21世紀になり、百年に一度のはずのことがこう度重なると、もうそういう世界をデフォルトとして未来設計をしなければならないと感じます。これまで一般庶民の経済活動を取材した報道の中で「コロナの影響はほぼないです」と答えていたのは、東京の郊外で放し飼いの養鶏業を行っている農家の方だけでした。その方は、折り紙付きの素晴らしい卵を地元のケーキ屋さんに卸したり、自動販売機に卵を入れておくとすぐ売れてなくなる、「欲しい方全員に行き届かせられないのが悩み」と答えていました。 すでに価値の転換が起こっているようで、これまで子どもたちのあこがれの職業(医者、航空業界、アスリート、アーティスト、メディア関係のタレント等)は、もはや手放しで目指される職業ではないかもしれません。
感染症の流行が起きてから、経済について、とりわけ何故こんな世界になってしまったのかについて知らなければならない気がして、資本、貨幣、市場、賃金等について自分なりに調べてみました。全く関心のなかった分野についてわずかでも学べたのはまさしくコロナウイルスのおかげです。素人の感性で辿り着いた感触としてわかったのは、「感染症は、もうとっくに終わっている資本主義に最後の引導を渡すために到来した」ということです。資本は常に拡大する性質を有するものですが、もう拡大する外界がないところまで来ているにもかかわらず、無理やり内部に拡張先を創出したため、世界各地で悲劇が起きました。日本の非正規雇用の出現、米国のサブ・プライムローン破綻、それに端を発し世界中に打撃を与えたリーマン・ショックはその一例です。資本拡大の最後の形態は実物を伴わない金融の分野に行きつきます。現在はこの段階の最終章です。各国の資本が際限なく国境を越えて世界中に移動できるようになったため、国民国家経済は全く統制が効かない状態になりました。株価に関与しているのはどの国でもほんの一握りのグローバリストたちであり、グローバリストには所属する国は必要ないのです。必死に延命措置を施して生き残りを図ろうとしているグローバリストに対して、「資本主義はもう死んでるんだよ」とコロナウイルスは語りかけているのです。彼らはきっと耳を塞いで聞かないようにしていることでしょうが・・・・。

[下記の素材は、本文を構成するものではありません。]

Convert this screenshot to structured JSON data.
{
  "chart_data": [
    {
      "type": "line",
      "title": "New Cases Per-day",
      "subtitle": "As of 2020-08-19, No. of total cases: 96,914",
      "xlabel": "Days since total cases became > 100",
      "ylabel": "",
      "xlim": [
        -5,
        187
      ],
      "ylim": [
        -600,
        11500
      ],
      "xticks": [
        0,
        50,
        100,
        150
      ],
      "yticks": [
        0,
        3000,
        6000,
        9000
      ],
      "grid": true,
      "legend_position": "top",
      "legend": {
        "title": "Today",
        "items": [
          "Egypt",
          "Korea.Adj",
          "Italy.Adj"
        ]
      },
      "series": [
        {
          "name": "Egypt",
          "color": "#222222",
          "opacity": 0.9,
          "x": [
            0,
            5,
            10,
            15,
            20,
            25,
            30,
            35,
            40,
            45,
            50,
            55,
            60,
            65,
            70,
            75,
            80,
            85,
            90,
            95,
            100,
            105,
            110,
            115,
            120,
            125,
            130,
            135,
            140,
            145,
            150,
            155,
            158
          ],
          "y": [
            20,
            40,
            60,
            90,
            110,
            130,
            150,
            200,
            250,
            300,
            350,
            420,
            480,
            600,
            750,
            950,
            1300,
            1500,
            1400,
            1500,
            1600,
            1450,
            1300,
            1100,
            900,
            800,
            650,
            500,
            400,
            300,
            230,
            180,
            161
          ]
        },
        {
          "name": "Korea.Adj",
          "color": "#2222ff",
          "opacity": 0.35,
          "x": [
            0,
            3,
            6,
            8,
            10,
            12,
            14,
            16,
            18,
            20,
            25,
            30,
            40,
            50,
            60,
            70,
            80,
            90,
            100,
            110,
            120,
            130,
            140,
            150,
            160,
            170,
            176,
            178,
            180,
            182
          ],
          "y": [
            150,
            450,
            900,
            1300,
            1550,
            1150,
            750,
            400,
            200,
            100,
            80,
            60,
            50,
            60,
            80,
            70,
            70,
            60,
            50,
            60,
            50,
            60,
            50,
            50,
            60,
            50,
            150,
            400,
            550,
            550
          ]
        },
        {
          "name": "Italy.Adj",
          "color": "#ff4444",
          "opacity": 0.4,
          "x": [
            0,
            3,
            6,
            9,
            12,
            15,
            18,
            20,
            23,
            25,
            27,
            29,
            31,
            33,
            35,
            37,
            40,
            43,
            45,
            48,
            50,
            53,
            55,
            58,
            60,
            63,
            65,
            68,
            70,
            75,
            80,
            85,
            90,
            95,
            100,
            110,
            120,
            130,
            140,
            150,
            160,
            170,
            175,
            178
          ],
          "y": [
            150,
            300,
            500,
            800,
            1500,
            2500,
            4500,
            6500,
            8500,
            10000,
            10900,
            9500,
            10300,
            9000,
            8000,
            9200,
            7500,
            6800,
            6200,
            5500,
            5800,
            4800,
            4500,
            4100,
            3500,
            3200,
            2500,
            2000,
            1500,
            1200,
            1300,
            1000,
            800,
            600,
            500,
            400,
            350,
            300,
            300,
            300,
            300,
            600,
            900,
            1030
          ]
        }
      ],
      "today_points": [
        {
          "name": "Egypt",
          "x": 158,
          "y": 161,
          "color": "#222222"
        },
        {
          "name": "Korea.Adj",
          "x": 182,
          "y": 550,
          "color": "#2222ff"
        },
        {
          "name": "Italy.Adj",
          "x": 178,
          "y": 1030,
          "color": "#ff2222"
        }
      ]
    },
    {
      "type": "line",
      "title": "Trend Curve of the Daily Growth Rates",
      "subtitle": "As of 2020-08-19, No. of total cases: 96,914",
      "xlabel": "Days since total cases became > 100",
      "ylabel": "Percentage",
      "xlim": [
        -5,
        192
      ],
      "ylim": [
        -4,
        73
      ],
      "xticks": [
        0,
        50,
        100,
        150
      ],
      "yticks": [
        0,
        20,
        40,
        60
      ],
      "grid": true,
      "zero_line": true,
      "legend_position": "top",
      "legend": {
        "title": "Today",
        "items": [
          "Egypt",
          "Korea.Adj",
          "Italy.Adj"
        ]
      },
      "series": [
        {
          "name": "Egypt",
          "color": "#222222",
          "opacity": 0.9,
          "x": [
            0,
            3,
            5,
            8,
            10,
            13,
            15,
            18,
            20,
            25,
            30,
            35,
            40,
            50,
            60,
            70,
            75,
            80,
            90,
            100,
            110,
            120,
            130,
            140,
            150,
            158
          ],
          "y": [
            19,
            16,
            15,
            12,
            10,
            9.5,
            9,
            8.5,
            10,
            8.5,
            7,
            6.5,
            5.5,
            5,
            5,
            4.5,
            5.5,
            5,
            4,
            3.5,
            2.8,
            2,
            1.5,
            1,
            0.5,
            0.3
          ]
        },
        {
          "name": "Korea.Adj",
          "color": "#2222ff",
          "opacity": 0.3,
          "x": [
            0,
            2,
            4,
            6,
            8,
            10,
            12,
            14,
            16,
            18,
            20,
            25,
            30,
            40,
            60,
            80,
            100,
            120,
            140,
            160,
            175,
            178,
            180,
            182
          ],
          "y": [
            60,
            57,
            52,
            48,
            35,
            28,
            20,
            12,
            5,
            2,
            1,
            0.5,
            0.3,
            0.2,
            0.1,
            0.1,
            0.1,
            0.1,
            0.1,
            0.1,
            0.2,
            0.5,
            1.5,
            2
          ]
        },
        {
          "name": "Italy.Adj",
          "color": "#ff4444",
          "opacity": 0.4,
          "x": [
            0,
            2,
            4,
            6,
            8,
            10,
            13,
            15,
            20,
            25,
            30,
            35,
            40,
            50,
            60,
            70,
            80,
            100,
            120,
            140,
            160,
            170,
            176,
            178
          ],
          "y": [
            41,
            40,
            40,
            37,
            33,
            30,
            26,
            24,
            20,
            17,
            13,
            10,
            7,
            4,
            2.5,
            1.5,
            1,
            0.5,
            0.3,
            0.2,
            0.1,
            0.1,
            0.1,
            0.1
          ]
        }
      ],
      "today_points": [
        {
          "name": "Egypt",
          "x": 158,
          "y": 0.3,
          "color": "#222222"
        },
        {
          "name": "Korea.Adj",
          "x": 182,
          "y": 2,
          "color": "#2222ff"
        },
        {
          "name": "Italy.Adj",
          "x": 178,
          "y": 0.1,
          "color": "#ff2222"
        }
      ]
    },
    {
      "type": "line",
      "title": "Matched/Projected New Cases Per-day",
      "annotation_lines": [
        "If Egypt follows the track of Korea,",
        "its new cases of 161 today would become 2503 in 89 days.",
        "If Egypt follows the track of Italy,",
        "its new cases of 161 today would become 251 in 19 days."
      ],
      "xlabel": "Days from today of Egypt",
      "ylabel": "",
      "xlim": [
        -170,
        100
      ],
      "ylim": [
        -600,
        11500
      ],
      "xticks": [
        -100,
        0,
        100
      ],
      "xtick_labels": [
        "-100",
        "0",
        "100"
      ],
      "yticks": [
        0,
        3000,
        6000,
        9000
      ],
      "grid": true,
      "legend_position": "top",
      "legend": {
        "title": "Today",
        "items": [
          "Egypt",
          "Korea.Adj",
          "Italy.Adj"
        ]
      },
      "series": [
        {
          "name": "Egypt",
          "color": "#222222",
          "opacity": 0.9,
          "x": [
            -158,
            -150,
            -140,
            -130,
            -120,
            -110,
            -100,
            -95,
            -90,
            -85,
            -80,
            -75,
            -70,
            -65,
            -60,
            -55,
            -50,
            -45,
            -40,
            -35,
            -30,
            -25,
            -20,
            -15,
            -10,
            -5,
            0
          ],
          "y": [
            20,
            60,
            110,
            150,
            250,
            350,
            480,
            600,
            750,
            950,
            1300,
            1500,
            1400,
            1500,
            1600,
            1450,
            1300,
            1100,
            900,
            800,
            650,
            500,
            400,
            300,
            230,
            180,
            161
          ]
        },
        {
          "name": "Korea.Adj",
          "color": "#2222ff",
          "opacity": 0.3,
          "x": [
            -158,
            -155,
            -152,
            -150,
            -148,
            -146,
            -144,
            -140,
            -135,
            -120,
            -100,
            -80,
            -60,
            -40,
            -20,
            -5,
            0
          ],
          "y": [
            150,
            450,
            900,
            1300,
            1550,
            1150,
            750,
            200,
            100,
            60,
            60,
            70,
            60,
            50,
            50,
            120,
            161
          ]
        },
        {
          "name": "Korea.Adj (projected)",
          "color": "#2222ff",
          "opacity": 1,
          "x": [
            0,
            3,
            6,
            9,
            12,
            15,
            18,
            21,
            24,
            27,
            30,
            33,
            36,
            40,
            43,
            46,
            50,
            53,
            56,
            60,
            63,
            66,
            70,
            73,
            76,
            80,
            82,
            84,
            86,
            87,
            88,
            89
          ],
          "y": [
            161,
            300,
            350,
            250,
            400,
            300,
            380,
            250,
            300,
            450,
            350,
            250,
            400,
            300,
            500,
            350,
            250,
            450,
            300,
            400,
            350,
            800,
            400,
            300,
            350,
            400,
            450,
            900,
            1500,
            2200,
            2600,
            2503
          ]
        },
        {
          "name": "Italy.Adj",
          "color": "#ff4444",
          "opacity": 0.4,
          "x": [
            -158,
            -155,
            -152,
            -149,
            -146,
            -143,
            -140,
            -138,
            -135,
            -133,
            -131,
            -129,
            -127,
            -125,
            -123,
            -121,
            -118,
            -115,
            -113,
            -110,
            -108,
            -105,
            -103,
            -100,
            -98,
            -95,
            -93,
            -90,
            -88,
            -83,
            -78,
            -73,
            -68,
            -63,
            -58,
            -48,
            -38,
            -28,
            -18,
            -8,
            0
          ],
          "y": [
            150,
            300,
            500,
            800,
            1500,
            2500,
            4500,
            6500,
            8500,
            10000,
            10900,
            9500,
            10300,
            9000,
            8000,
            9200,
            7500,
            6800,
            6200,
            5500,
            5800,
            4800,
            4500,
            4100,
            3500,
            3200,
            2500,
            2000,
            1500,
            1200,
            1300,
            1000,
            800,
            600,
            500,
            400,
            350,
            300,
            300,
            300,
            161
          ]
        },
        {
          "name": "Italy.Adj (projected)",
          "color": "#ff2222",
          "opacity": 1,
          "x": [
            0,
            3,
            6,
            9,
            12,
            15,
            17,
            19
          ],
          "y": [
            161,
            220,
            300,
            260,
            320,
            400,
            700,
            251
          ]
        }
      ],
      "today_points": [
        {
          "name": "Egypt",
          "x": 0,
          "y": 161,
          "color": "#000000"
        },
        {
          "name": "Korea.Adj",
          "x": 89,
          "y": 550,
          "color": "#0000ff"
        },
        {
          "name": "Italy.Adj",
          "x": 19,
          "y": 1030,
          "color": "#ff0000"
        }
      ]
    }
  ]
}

とはいえ、資本主義の後に何が来るのか、まだ誰にもわかりません。これから繰り返し起こるであろう感染症が、まさに人と人との関係を遮断することに狙いを定めているのなら、社会という概念を根底から考え直さなければならないのです。大前提として人が生きるためまず第一義的に必要なのは、食糧の地産地消および医療や日用品といった必需品の可能な限りの自給自足と、一地域でまかないきれない物を運搬する物流でしょう。そしてもちろん医療、教育・文化、国民のための政治が続きます。旧態依然たる硬直した社会では太刀打ちできない時代になったと感じている人も多いことでしょう。とにかく愚かな政治、国民をごまかして頭越しに権力をほしいままにする政府は、百害あって一利なし。これからは国民のための国家を作り上げた賢明な社会だけが生き残れるのです。この国もそうとう足腰が弱っているので、そのような国家を作っていけるのか私には自信が持てません。不本意ながら老人はせめて邪魔をせぬよう退場致します。若い方々に大きな期待を寄せています。今から十年後、二十年後に日本が存続できている、いや存続すべきものであるなら、若い方々に立ち上がっていただくしかありません。「こんな世界にしてしまい、本当に申し訳ありませんでした」と、まっとうな大人は皆、若い方々に謝らなければならないのではないでしょうか。